The other issue is - that last line is multiline =(. (Yeah, I know, that makes parsing hard). Is there a good way of handling that? (Assuming the next message must start with a timestamp).


(Jan Doberstein) #2

if you can identify the logline - the beginning of a new logline - using filebeat as shipper for multiline logs should not be a problem.

Then you would write some pipeline rules that will extract all information out of the messages that are needed. That isn’t that special and should be doable


(Victor Hooi) #3

I can probably use the timestamp to identify the start of the line. I assume I’d have to be fairly unlucky to split a line that also contained a timestamp in exactly the same format. However, not sure of a way to be more robust/precise than that.

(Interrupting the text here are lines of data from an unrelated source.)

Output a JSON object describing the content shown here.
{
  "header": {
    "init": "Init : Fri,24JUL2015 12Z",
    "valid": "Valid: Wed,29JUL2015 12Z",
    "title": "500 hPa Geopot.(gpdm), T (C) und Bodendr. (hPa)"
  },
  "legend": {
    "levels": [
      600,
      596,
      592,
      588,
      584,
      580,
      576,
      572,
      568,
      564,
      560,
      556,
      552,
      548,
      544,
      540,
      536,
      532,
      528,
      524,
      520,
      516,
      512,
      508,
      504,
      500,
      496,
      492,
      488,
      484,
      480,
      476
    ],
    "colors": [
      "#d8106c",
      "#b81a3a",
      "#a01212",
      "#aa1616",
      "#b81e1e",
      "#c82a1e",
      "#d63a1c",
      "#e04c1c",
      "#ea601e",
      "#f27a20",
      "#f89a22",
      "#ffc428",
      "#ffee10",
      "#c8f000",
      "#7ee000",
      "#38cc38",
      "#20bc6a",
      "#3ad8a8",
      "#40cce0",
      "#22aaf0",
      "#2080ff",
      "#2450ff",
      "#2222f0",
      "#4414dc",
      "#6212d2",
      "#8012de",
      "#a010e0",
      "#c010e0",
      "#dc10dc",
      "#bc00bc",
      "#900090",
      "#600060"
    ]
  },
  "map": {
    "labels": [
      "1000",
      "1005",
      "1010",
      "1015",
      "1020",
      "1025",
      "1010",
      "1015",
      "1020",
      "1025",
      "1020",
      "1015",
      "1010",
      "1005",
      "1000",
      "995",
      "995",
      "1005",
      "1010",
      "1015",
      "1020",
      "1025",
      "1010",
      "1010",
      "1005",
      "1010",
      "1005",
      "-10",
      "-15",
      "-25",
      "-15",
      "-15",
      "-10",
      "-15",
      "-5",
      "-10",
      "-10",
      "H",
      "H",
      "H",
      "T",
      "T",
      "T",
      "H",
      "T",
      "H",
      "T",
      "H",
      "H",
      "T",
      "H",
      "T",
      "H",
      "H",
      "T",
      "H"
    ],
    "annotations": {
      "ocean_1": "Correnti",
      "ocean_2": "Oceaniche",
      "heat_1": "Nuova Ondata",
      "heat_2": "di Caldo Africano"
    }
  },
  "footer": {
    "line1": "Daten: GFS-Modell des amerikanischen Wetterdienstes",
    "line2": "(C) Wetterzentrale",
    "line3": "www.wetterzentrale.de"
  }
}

Filebeat as in this one right?

https://www.elastic.co/products/beats/filebeat

And I just use with this plugin?

Is there any official documentation or tutorials around this? Or recommended starting material?


(Jan Doberstein) #4

filebeat is the one from elastic yes. For Graylog you do not need additional software. The beats protocol is supported native by Graylog.

In the definition of the start pattern of a multiline message (the timestamp) you can add simple ^ that the timestamp needs to be the first field on a line.

Maybe the getting started guide is something that helps you: http://docs.graylog.org/en/2.4/pages/getting_started.html


(system) #5

This topic was automatically closed 14 days after the last reply. New replies are no longer allowed.